Behavioral Assessment of Stereotypy and Attention to Task
Amy Kane - The May Institute and the May Center for Applied Research
James K. Luiselli - The May Institute and the May Center for Applied Research
Shawna Dearborn - The May Institute and the May Center for Applied Research
and Nancy Young - The May Institute and the May Center for Applied Research
This study was based on a thesis by the senior author submitted in partial fulfillment of the Masters Degree in Special Education at Bridgewater State College. We thank the staff of the May Center for Education and Vocational Training, Braintree, MA, for their support and contributions.
Correspondence concerning this article should be addressed to James K. Luiselli, Senior Vice President, Applied Research, Clinical Training, and Peer Review, The May Institute, One Commerce Way, Norwood, MA 02062. E-mail: email@example.com.

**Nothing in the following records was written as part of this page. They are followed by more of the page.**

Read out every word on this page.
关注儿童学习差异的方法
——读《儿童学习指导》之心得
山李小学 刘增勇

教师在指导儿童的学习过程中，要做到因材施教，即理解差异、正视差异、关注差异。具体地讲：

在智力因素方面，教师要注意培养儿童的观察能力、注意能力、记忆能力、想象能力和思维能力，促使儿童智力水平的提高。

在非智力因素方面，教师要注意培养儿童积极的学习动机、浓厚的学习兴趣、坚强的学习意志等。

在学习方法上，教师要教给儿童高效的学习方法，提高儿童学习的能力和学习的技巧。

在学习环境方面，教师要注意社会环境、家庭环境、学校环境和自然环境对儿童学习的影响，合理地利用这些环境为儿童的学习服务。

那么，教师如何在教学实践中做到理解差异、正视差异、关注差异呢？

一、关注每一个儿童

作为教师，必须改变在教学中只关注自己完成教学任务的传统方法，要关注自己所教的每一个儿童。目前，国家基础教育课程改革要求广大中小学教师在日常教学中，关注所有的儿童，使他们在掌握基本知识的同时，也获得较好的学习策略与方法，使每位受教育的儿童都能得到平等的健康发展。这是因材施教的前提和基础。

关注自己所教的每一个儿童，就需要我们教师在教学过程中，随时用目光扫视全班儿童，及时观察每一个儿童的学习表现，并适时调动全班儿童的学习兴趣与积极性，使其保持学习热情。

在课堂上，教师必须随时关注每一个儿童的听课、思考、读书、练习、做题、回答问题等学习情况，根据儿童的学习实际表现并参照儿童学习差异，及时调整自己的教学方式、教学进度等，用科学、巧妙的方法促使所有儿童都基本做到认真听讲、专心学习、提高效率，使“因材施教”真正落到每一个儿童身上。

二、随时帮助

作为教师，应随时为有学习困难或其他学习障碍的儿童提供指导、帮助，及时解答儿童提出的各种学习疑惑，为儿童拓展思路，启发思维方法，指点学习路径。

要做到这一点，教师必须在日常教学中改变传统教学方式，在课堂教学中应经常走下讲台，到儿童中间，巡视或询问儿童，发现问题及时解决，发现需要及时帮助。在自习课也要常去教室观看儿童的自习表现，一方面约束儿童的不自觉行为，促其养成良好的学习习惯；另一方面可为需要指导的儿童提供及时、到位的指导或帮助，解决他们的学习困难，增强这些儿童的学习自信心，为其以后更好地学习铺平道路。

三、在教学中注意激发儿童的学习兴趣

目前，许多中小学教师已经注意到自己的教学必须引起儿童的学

Proponents of sensory integration therapy recommend application of deep pressure, induced by wearing a weighted vest, as an approach to treat perceptual processing disturbance in people with developmental disabilities. The present study evaluated the effects of wearing a weighted vest on stereotypy and attention to task of four children who had autism/pervasive developmental disorder. Behaviors were measured during 10-minute sessions under baseline (no vest), weighted vest, and vest without weight conditions. For all children, wearing the weighted vest did not reduce stereotypy or increase attention to task, and with three of them it appeared to have a negative influence. Clinical and research issues are discussed.